Noting that foreign direct investment is low, Directors recommended streamlining and making more transparent the relevant procedures, as well as reducing other barriers to investment. They welcomed the passage of new land legislation, which clarified land ownership rules in South Tarawa and promoted secure land transactions. Directors also urged the authorities to explore innovative solutions to ease the restrictions on foreign ownership of land in order to facilitate investment and credit growth. They particularly encouraged the authorities to explore ways to develop tourism and fishing.
Directors noted that they use of the Australian dollar as legal tender has served Kiribati well by providing a framework for macroeconomic discipline, low inflation, and a liberal exchange regime.
Directors noted that surveillance of Kiribati has been hampered by weak data and irregular reporting. They urged the authorities to provide more resources to the National Statistical Office and to supply a set of core data to the Fund on a regular basis.
It is expected that the next Article IV consultation with Kiribati will be held on the 24-month cycle.

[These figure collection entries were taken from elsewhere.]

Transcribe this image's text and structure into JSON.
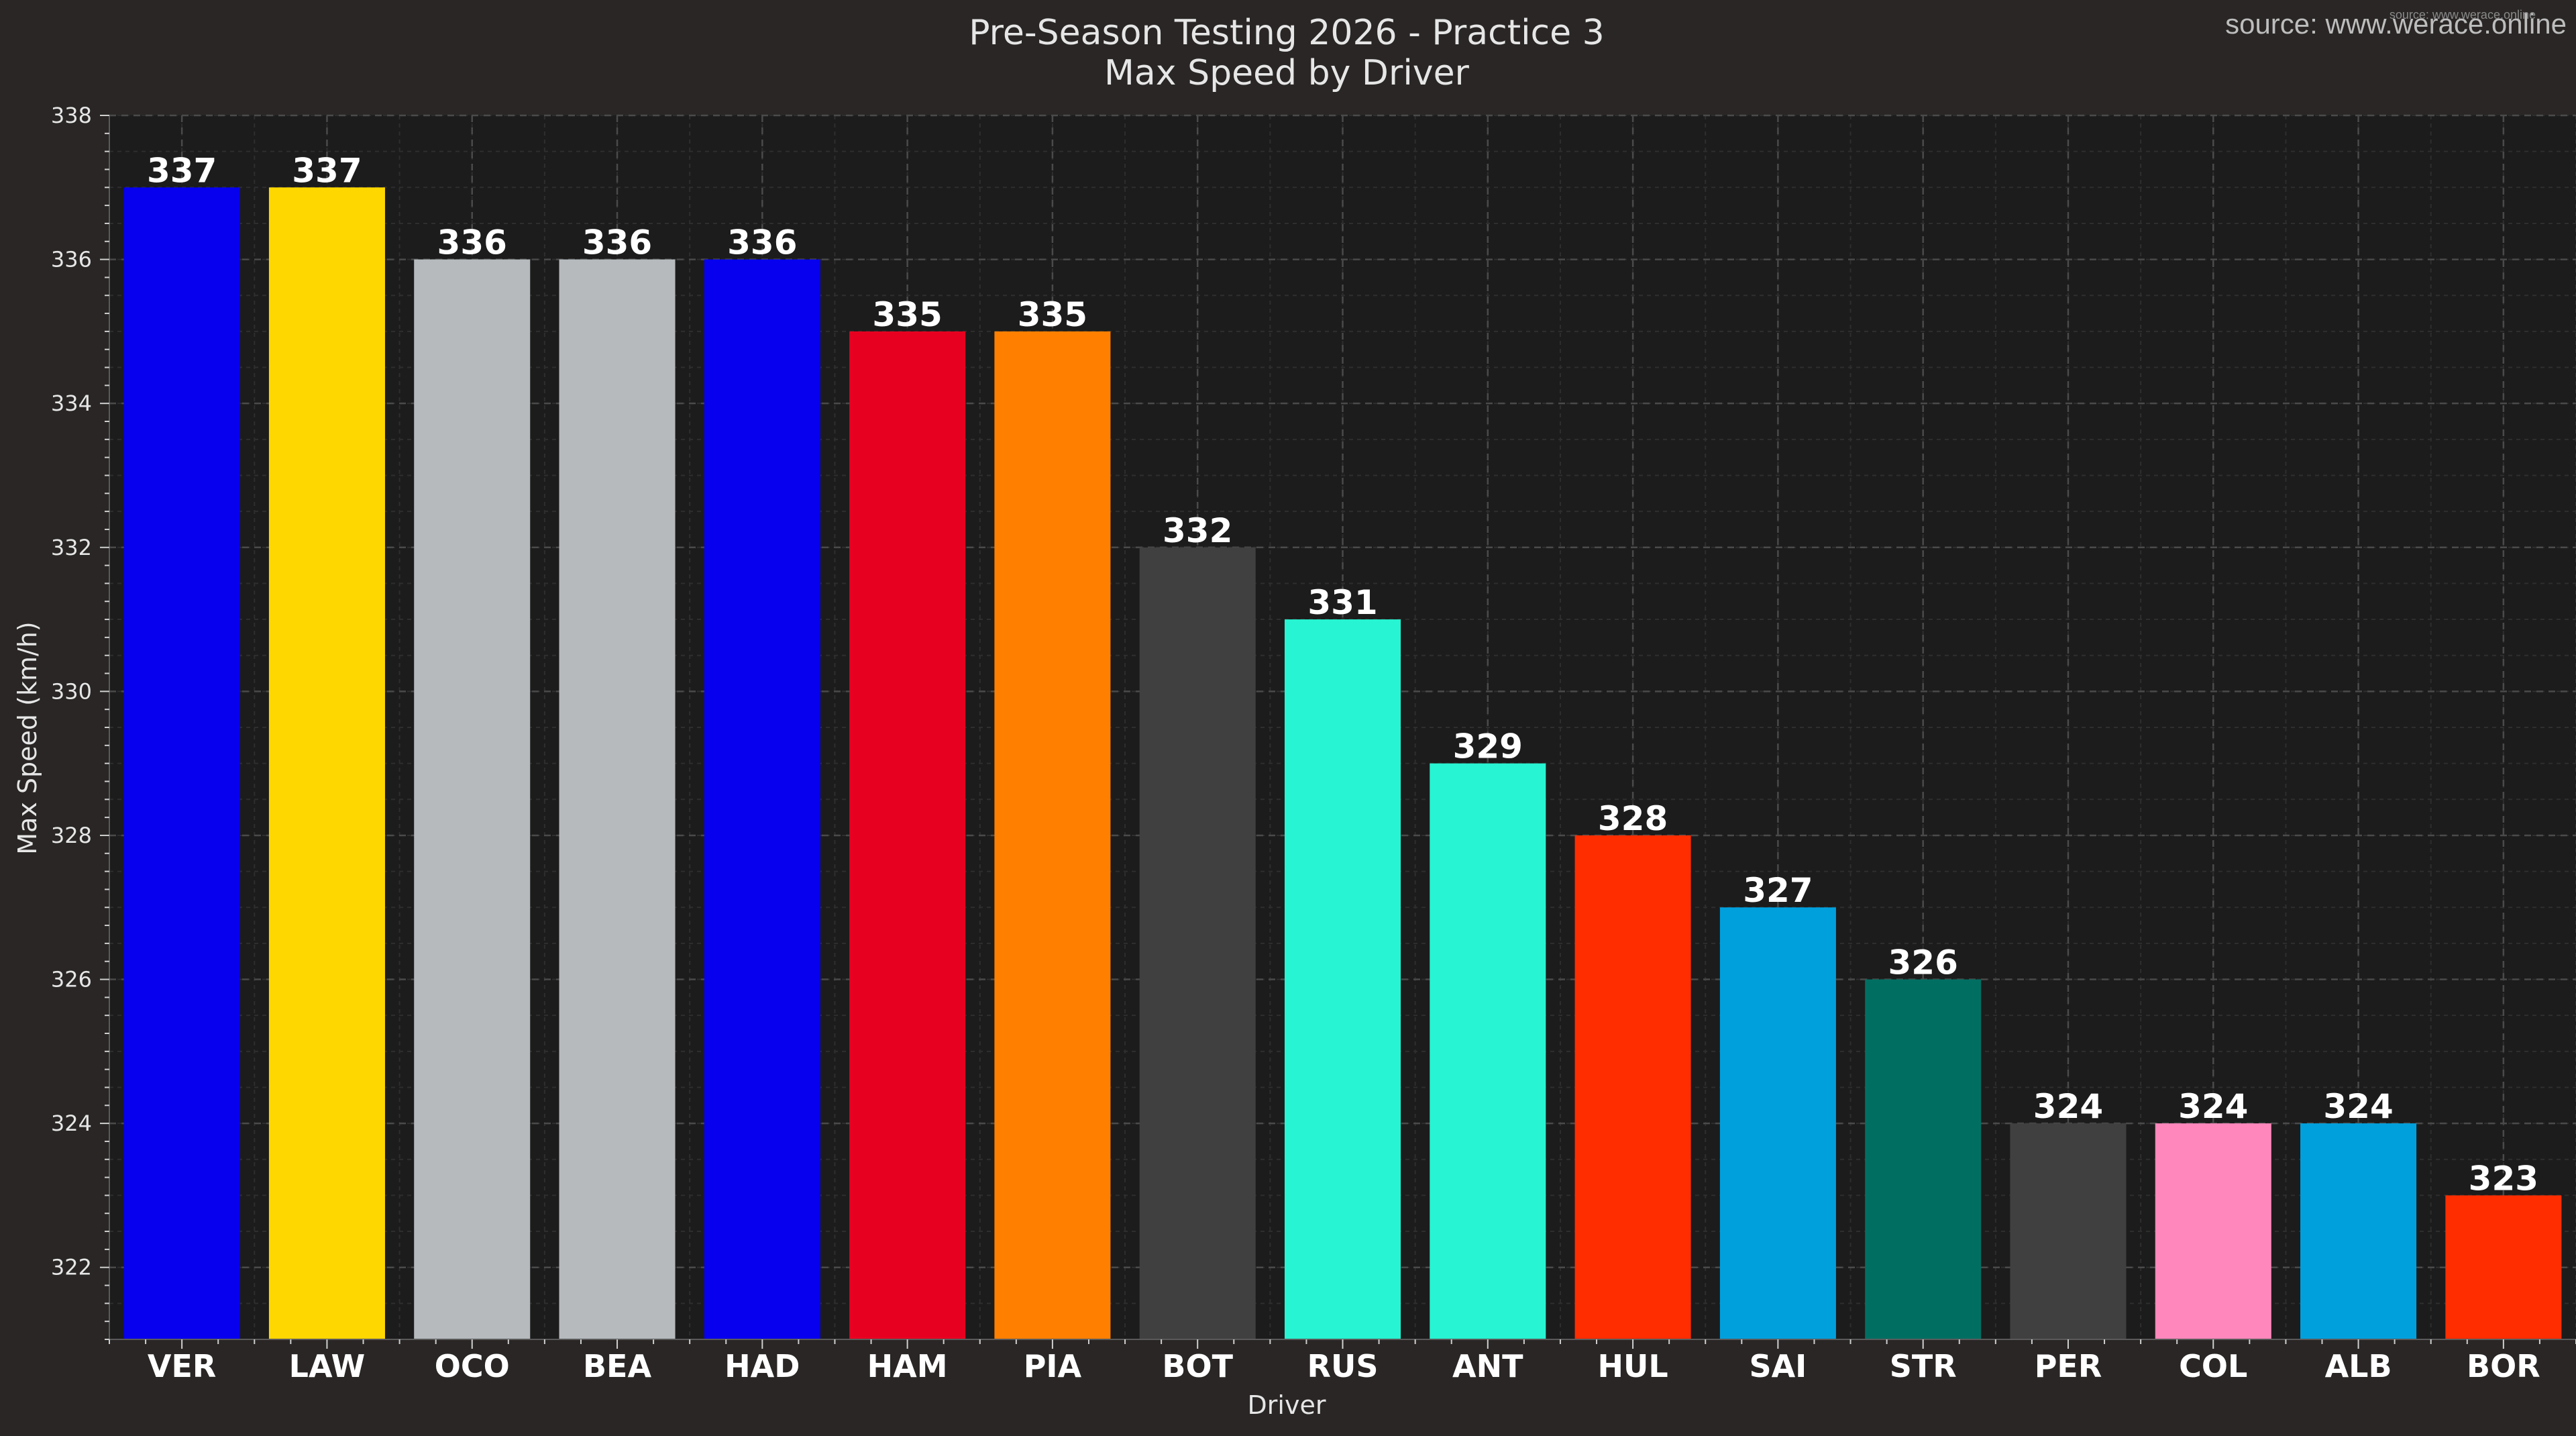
{
  "chart_data": {
    "type": "bar",
    "title": "Pre-Season Testing 2026 - Practice 3",
    "subtitle": "Max Speed by Driver",
    "source": "source: www.werace.online",
    "source_small": "source: www.werace.online",
    "xlabel": "Driver",
    "ylabel": "Max Speed (km/h)",
    "ylim": [
      321,
      338
    ],
    "yticks": [
      322,
      324,
      326,
      328,
      330,
      332,
      334,
      336,
      338
    ],
    "grid": true,
    "categories": [
      "VER",
      "LAW",
      "OCO",
      "BEA",
      "HAD",
      "HAM",
      "PIA",
      "BOT",
      "RUS",
      "ANT",
      "HUL",
      "SAI",
      "STR",
      "PER",
      "COL",
      "ALB",
      "BOR"
    ],
    "values": [
      337,
      337,
      336,
      336,
      336,
      335,
      335,
      332,
      331,
      329,
      328,
      327,
      326,
      324,
      324,
      324,
      323
    ],
    "colors": [
      "#0600EF",
      "#FFD700",
      "#B6BABD",
      "#B6BABD",
      "#0600EF",
      "#E80020",
      "#FF8000",
      "#404040",
      "#27F4D2",
      "#27F4D2",
      "#FF2D00",
      "#00A0DD",
      "#006F62",
      "#404040",
      "#FF87BC",
      "#00A0DD",
      "#FF2D00"
    ]
  },
  "colors": {
    "background": "#292625",
    "plot_background": "#1c1c1c",
    "grid_major": "#4a4a4a",
    "grid_minor": "#2e2e2e",
    "text": "#e6e6e6"
  }
}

|Kiribati: Selected Economic Indicators|
|(In millions of Australian dollars)|
|Output and prices|
|Nominal GNP 1/||93.0||119.1||142.4||137.8||141.0||136.9|
|Real GDP growth (percent change)||4.1||1.6||6.6||2.1||-1.7||1.5|
|Real GNP growth (percent change)||-5.1||29.8||14.2||-4.7||1.2||-5.3|
|(In percent of GDP)|
|Central government budget|
|Total revenue and grants||75.0||125.2||143.6||118.2||109.3||92.9|
|Total expenditure and net lending||110.6||118.9||125.0||123.1||115.9||122.3|
|(In millions of Australian dollars)|
|Financial sector 2/|
|Net foreign assets||68.3||92.7||94.8||104.6||112.2||120.0|
|Domestic credit, net||9.7||10.5||10.2||8.0||10.6||10.0|
|Balance of payments|
|Current account balance||-17.5||4.8||28.1||13.0||8.3||3.4|
|(In percent of GDP)||-27.1||7.5||39.0||17.4||11.2||4.4|
|Official external assets (end of period)||379.1||478.0||602.7||625.3||677.0||692.5|
|(In years of imports of goods and services)||4.7||5.5||7.0||6.0||6.8||6.8|
|Of which: Revenue Equalization Reserve Fund||371.8||458.8||570.1||601.4||658.0||692.5|
|External debt (end of period)||12.6||12.4||12.3||14.2||14.2||14.7|
|U.S. dollar per Australian dollar (period average)||0.783||0.744||0.629||0.646||0.582||...|
|Nominal effective exchange rate 3/||97.7||97.4||87.2||88.3||83.5||...|
|Real effective exchange rate 3/||104.3||104.0||95.2||96.8||89.5||...|
|Sources: Data provided by the Kiribati authorities; and IMF staff estimates and projections.
|1/ GDP plus investment income, seamen's remittances, and fishing license fees.|
|2/ Comprises Bank of Kiribati, Development Bank of Kiribati, and Kiribati Provident Fund.|
|3/ Data from Information Notice System; 1990 = 100; period average.|
1 Under Article IV of the IMF's Articles of Agreement, the IMF holds bilateral discussions with members, usually every year. A staff team visits the country, collects economic and financial information, and discusses with officials the country's economic developments and policies. On return to headquarters, the staff prepares a report, which forms the basis for discussion by the Executive Board. At the conclusion of the discussion, the Managing Director, as Chairman of the Board, summarizes the views of Executive Directors, and this summary is transmitted to the country's authorities. This PIN summarizes the views of the Executive Board as expressed during the June 25, 2001 Executive Board discussion based on the staff report.
2 No data are available on private sector external debt, but it is likely to be small, given the modest size of the private sector.